Famille de Coeur: sostegno alle famiglie di Gaza

Intervista con Laure Blanchet dell’associazione francese “Famille de Cœur“ per Gaza
 
Buona giornata dalla redazione di ProMosaik e.V.,
 
Sono molto lieta di potervi presentare oggi anche la versione italiana della nostra intervista con Laure Blanchet dell’associazione “Famille de Cœur” che si impegna per le famiglie a Gaza.
 
La presentazione in lingua francese dell’associazione la trovate qui: 

http://promosaik.blogspot.com.tr/2015/04/famille-de-cur-pour-gaza.html 

 
 
Vi ringrazio per la vostra attenzione
 
Cordiali saluti
 
Dr.
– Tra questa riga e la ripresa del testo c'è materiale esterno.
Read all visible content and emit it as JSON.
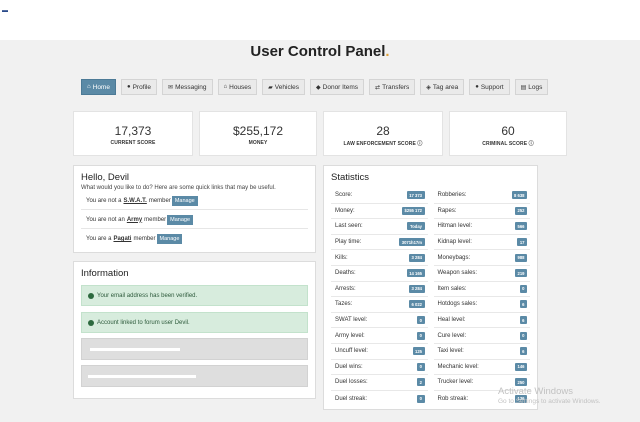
{
  "page": {
    "title": "User Control Panel",
    "title_accent": "."
  },
  "nav": [
    {
      "label": "Home",
      "icon": "home-icon",
      "glyph": "⌂",
      "active": true
    },
    {
      "label": "Profile",
      "icon": "user-icon",
      "glyph": "●",
      "active": false
    },
    {
      "label": "Messaging",
      "icon": "envelope-icon",
      "glyph": "✉",
      "active": false
    },
    {
      "label": "Houses",
      "icon": "house-icon",
      "glyph": "⌂",
      "active": false
    },
    {
      "label": "Vehicles",
      "icon": "car-icon",
      "glyph": "▰",
      "active": false
    },
    {
      "label": "Donor Items",
      "icon": "mask-icon",
      "glyph": "◆",
      "active": false
    },
    {
      "label": "Transfers",
      "icon": "exchange-icon",
      "glyph": "⇄",
      "active": false
    },
    {
      "label": "Tag area",
      "icon": "tag-icon",
      "glyph": "◈",
      "active": false
    },
    {
      "label": "Support",
      "icon": "chat-icon",
      "glyph": "●",
      "active": false
    },
    {
      "label": "Logs",
      "icon": "file-icon",
      "glyph": "▤",
      "active": false
    }
  ],
  "summary": [
    {
      "value": "17,373",
      "label": "CURRENT SCORE"
    },
    {
      "value": "$255,172",
      "label": "MONEY"
    },
    {
      "value": "28",
      "label": "LAW ENFORCEMENT SCORE ⓘ"
    },
    {
      "value": "60",
      "label": "CRIMINAL SCORE ⓘ"
    }
  ],
  "hello": {
    "title": "Hello, Devil",
    "subtitle": "What would you like to do? Here are some quick links that may be useful.",
    "links": [
      {
        "prefix": "You are not a",
        "group": "S.W.A.T.",
        "suffix": "member",
        "button": "Manage"
      },
      {
        "prefix": "You are not an",
        "group": "Army",
        "suffix": "member",
        "button": "Manage"
      },
      {
        "prefix": "You are a",
        "group": "Pagati",
        "suffix": "member",
        "button": "Manage"
      }
    ]
  },
  "information": {
    "title": "Information",
    "alerts": [
      "Your email address has been verified.",
      "Account linked to forum user Devil."
    ]
  },
  "statistics": {
    "title": "Statistics",
    "left": [
      {
        "label": "Score:",
        "value": "17 373"
      },
      {
        "label": "Money:",
        "value": "$255 172"
      },
      {
        "label": "Last seen:",
        "value": "Today"
      },
      {
        "label": "Play time:",
        "value": "3071h17m"
      },
      {
        "label": "Kills:",
        "value": "3 284"
      },
      {
        "label": "Deaths:",
        "value": "14 165"
      },
      {
        "label": "Arrests:",
        "value": "3 284"
      },
      {
        "label": "Tazes:",
        "value": "6 022"
      },
      {
        "label": "SWAT level:",
        "value": "0"
      },
      {
        "label": "Army level:",
        "value": "0"
      },
      {
        "label": "Uncuff level:",
        "value": "125"
      },
      {
        "label": "Duel wins:",
        "value": "0"
      },
      {
        "label": "Duel losses:",
        "value": "2"
      },
      {
        "label": "Duel streak:",
        "value": "0"
      }
    ],
    "right": [
      {
        "label": "Robberies:",
        "value": "8 638"
      },
      {
        "label": "Rapes:",
        "value": "252"
      },
      {
        "label": "Hitman level:",
        "value": "566"
      },
      {
        "label": "Kidnap level:",
        "value": "17"
      },
      {
        "label": "Moneybags:",
        "value": "988"
      },
      {
        "label": "Weapon sales:",
        "value": "219"
      },
      {
        "label": "Item sales:",
        "value": "0"
      },
      {
        "label": "Hotdogs sales:",
        "value": "6"
      },
      {
        "label": "Heal level:",
        "value": "6"
      },
      {
        "label": "Cure level:",
        "value": "0"
      },
      {
        "label": "Taxi level:",
        "value": "6"
      },
      {
        "label": "Mechanic level:",
        "value": "146"
      },
      {
        "label": "Trucker level:",
        "value": "250"
      },
      {
        "label": "Rob streak:",
        "value": "136"
      }
    ]
  },
  "watermark": {
    "line1": "Activate Windows",
    "line2": "Go to Settings to activate Windows."
  },
  "colors": {
    "accent": "#5b8aa6",
    "brand_dot": "#e0a23a",
    "success_bg": "#d7ecdd"
  }
}
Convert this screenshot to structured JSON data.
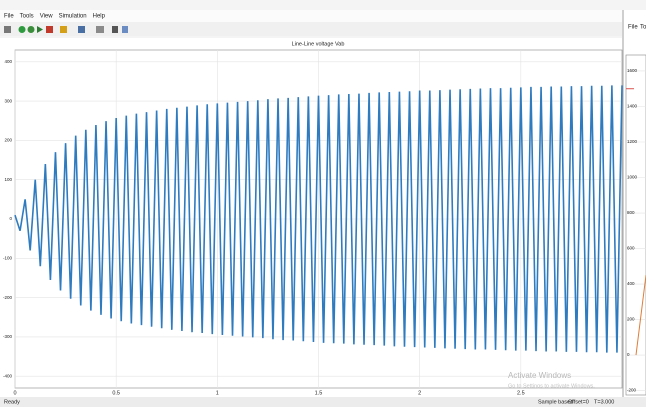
{
  "menu": [
    "File",
    "Tools",
    "View",
    "Simulation",
    "Help"
  ],
  "side_menu": [
    "File",
    "To"
  ],
  "status": {
    "left": "Ready",
    "sample": "Sample based",
    "offset": "Offset=0",
    "time": "T=3.000"
  },
  "watermark": {
    "title": "Activate Windows",
    "subtitle": "Go to Settings to activate Windows."
  },
  "chart_data": [
    {
      "type": "line",
      "title": "Line-Line voltage Vab",
      "x": [
        0,
        0.025,
        0.05,
        0.075,
        0.1,
        0.125,
        0.15,
        0.175,
        0.2,
        0.225,
        0.25,
        0.275,
        0.3,
        0.325,
        0.35,
        0.375,
        0.4,
        0.425,
        0.45,
        0.475,
        0.5,
        0.525,
        0.55,
        0.575,
        0.6,
        0.625,
        0.65,
        0.675,
        0.7,
        0.725,
        0.75,
        0.775,
        0.8,
        0.825,
        0.85,
        0.875,
        0.9,
        0.925,
        0.95,
        0.975,
        1,
        1.025,
        1.05,
        1.075,
        1.1,
        1.125,
        1.15,
        1.175,
        1.2,
        1.225,
        1.25,
        1.275,
        1.3,
        1.325,
        1.35,
        1.375,
        1.4,
        1.425,
        1.45,
        1.475,
        1.5,
        1.525,
        1.55,
        1.575,
        1.6,
        1.625,
        1.65,
        1.675,
        1.7,
        1.725,
        1.75,
        1.775,
        1.8,
        1.825,
        1.85,
        1.875,
        1.9,
        1.925,
        1.95,
        1.975,
        2,
        2.025,
        2.05,
        2.075,
        2.1,
        2.125,
        2.15,
        2.175,
        2.2,
        2.225,
        2.25,
        2.275,
        2.3,
        2.325,
        2.35,
        2.375,
        2.4,
        2.425,
        2.45,
        2.475,
        2.5,
        2.525,
        2.55,
        2.575,
        2.6,
        2.625,
        2.65,
        2.675,
        2.7,
        2.725,
        2.75,
        2.775,
        2.8,
        2.825,
        2.85,
        2.875,
        2.9,
        2.925,
        2.95,
        2.975,
        3
      ],
      "series": [
        {
          "color": "#2f7bbf",
          "values": [
            10,
            -30,
            50,
            -80,
            100,
            -120,
            140,
            -155,
            170,
            -182,
            193,
            -203,
            212,
            -220,
            227,
            -233,
            239,
            -244,
            249,
            -253,
            257,
            -260,
            263,
            -266,
            268,
            -270,
            272,
            -274,
            276,
            -278,
            280,
            -282,
            283,
            -285,
            286,
            -288,
            289,
            -290,
            292,
            -293,
            294,
            -295,
            296,
            -297,
            298,
            -299,
            300,
            -301,
            302,
            -303,
            305,
            -306,
            307,
            -308,
            308,
            -309,
            310,
            -311,
            312,
            -313,
            314,
            -315,
            315,
            -316,
            317,
            -317,
            318,
            -319,
            319,
            -320,
            321,
            -321,
            322,
            -322,
            323,
            -324,
            324,
            -325,
            325,
            -326,
            327,
            -327,
            327,
            -328,
            328,
            -329,
            329,
            -330,
            330,
            -331,
            331,
            -332,
            332,
            -332,
            333,
            -333,
            333,
            -334,
            334,
            -335,
            335,
            -335,
            336,
            -336,
            336,
            -337,
            337,
            -337,
            337,
            -338,
            338,
            -338,
            338,
            -339,
            339,
            -339,
            339,
            -340,
            340,
            -340,
            340
          ]
        }
      ],
      "xlim": [
        0,
        3
      ],
      "xticks": [
        0,
        0.5,
        1,
        1.5,
        2,
        2.5
      ],
      "ylim": [
        -430,
        430
      ],
      "yticks": [
        -400,
        -300,
        -200,
        -100,
        0,
        100,
        200,
        300,
        400
      ],
      "grid": true
    },
    {
      "type": "line",
      "series": [
        {
          "color": "#d9534f",
          "x": [
            0,
            0.4
          ],
          "values": [
            1500,
            1500
          ]
        },
        {
          "color": "#e07b39",
          "x": [
            0.5,
            1
          ],
          "values": [
            0,
            450
          ]
        }
      ],
      "xlim": [
        0,
        1
      ],
      "ylim": [
        -225,
        1690
      ],
      "yticks": [
        -200,
        0,
        200,
        400,
        600,
        800,
        1000,
        1200,
        1400,
        1600
      ],
      "grid": true
    }
  ]
}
Phil. Milena Rampoldi – ProMosaik e.V.
 
 
 
Dr. Phil. Milena Rampoldi: Signora Blanchet, come ha capito la tragedia della Palestina?
 
Laure Blanchet: Il conflitto israeliano-palestinese senza dubbio rappresenta la colonizzazione di uno stato per mezzo di un altro. Israele colonizza la Palestina e continua ad estendere il proprio territorio. Per capire questo, basta dare un’occhiata allo sviluppo delle carte geografiche della Palestina e di Israele.  
 
Dr. Phil. Milena Rampoldi: In che cosa consiste lo scopo principale della Sua associazione?
 
Laure Blanchet: Lo scopo principale che perseguiamo con la nostra associazione consiste nell’adozione di famiglie palestinesi a Gaza. Il motivo per cui abbiamo scelto Gaza: Gaza è il luogo in cui in Palestina si soffre di più.   
Con l’adozione perseguiamo un duplice scopo: da una parte ovviamente desideriamo offrire il nostro sostegno finanziario alle famiglie, vittime dell’aggressione israeliana dell’estate scorsa; ma al di là di questo, vorremmo anche offrire un sostegno morale a queste famiglie, dicendo loro dall’altra parte del mondo che ci sono persone che le pensano. 
 
Dr. Phil. Milena Rampoldi: Per quale motivo per la vostra associazione avete scelto il nome “Famille de Cœur”?
 
Laure Blanchet: Siamo tutti fratelli e sorelle della grande famiglia dell’umanità. Inoltre nel contesto dell’adozione ci auguriamo che si formi questo legame familiare.  
 
Dr. Phil. Milena Rampoldi: Secondo Lei quali sono le strategie principali per costruire la pace in Medio Oriente?
 
Laure Blanchet: Per quanto riguarda la questione palestinese, il boicottaggio è una leva efficiente da muovere da parte del popolo. Tutti noi siamo dei consumatori potenziali e possiamo dunque esprimere la nostra insoddisfazione rifiutandoci di acquistare i prodotti che vengono dalle colonie occupate in modo illegale da parte del regime israeliano.
 
Dr. Phil. Milena Rampoldi: Quali sono gli ostacoli maggiori per la pace in Palestina?
 
Laure Blanchet: Senza dubbio sono le sanzioni mancanti contro Israele. La comunità internazionale dorme. Persino quando il tribunale internazionale avvia un’indagine e riconosce che Israele ha commesso dei crimini di guerra, vengono veramente comminate delle sanzioni contro Israele?  
 
Dr. Phil. Milena Rampoldi: Che cosa ha raggiunto fino ad ora e quali sono i Suoi obiettivi futuri?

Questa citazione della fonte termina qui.